Yes, Kurtz is Irala. He is beyond civilization. It stinks to him. Irala founded Asunción, he made the settlement the capital, but he himself lived in a jungle fortress on the Río Paraguay. He empowers himself. He runs the new colony without a mandate, sometimes with sometimes without a superior. He appoints himself captain general and starts "a wild soldier rule". 

Irala is the prototype of the "violent adventurer". He follows the Río Paraguay and founds Asunción. He begins to target the locals. The original population impoverishes and dies.

"Irala's harsh arbitrary rule and suck-out system do not allow for prosperous conditions to arise."

All quotes are from Pero Vaz de Caminha. The marine writer accompanied Mendoza to the New World and stayed there as a chronicler of the colonial mischief. His notes are also interesting because he made no secret of his dislikes. He detested the usurpers. This is how he stated: "With Pedro de Mendoza, the last pillar of legal order disappeared from the heavily afflicted colony of Paraguay."
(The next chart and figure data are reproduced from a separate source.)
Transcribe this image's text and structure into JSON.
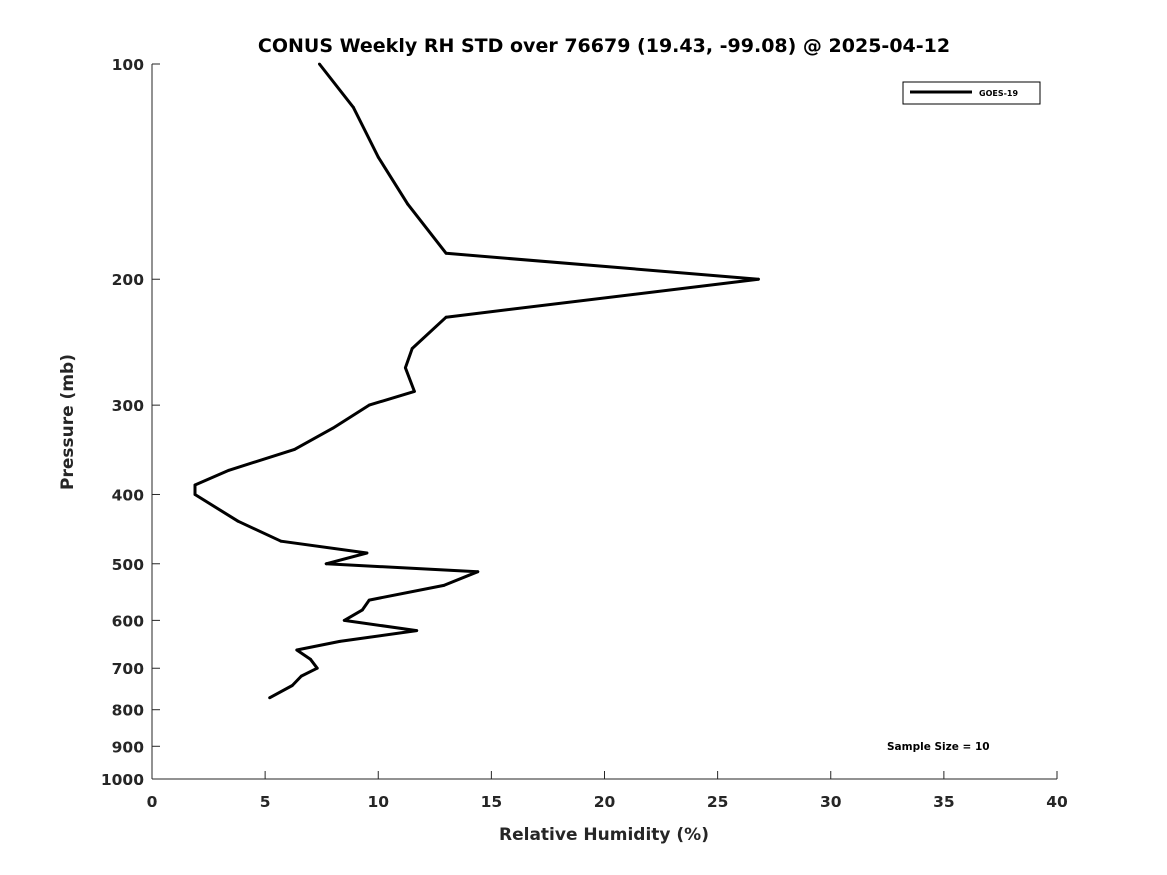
{
  "chart_data": {
    "type": "line",
    "title": "CONUS Weekly RH STD over 76679 (19.43, -99.08) @ 2025-04-12",
    "xlabel": "Relative Humidity (%)",
    "ylabel": "Pressure (mb)",
    "xlim": [
      0,
      40
    ],
    "ylim": [
      100,
      1000
    ],
    "y_scale": "log",
    "y_reversed": true,
    "x_ticks": [
      0,
      5,
      10,
      15,
      20,
      25,
      30,
      35,
      40
    ],
    "y_ticks": [
      100,
      200,
      300,
      400,
      500,
      600,
      700,
      800,
      900,
      1000
    ],
    "grid": false,
    "legend_position": "top-right",
    "series": [
      {
        "name": "GOES-19",
        "color": "#000000",
        "points": [
          [
            7.4,
            100
          ],
          [
            8.9,
            115
          ],
          [
            10.0,
            135
          ],
          [
            11.3,
            157
          ],
          [
            13.0,
            184
          ],
          [
            26.8,
            200
          ],
          [
            13.0,
            226
          ],
          [
            11.5,
            250
          ],
          [
            11.2,
            266
          ],
          [
            11.6,
            287
          ],
          [
            9.6,
            300
          ],
          [
            8.0,
            323
          ],
          [
            6.3,
            346
          ],
          [
            3.4,
            370
          ],
          [
            1.9,
            388
          ],
          [
            1.9,
            400
          ],
          [
            3.8,
            436
          ],
          [
            5.7,
            465
          ],
          [
            9.5,
            483
          ],
          [
            7.7,
            500
          ],
          [
            14.4,
            513
          ],
          [
            12.9,
            536
          ],
          [
            9.6,
            562
          ],
          [
            9.3,
            580
          ],
          [
            8.5,
            600
          ],
          [
            11.7,
            620
          ],
          [
            8.3,
            642
          ],
          [
            6.4,
            660
          ],
          [
            7.0,
            680
          ],
          [
            7.3,
            700
          ],
          [
            6.6,
            718
          ],
          [
            6.2,
            740
          ],
          [
            5.2,
            770
          ]
        ]
      }
    ],
    "annotations": [
      "Sample Size = 10"
    ]
  }
}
Charles V had appointed his cupbearer Mendoza as governor of the Río de la Plata region, but it took far greater meanness than a simple brutalist like Mendoza could muster to turn Paraguay into a penal colony for the original population. Above all, however, it needed a more powerful one - a megalomaniacal ambition. 

Mendoza wanted a lot, but not everything. Domingo Martínez de Irala wants nothing less than anything else. Irala de facto inherits Mendoza. He rules Paraguay sometimes with and sometimes without the consent of the Spanish crown.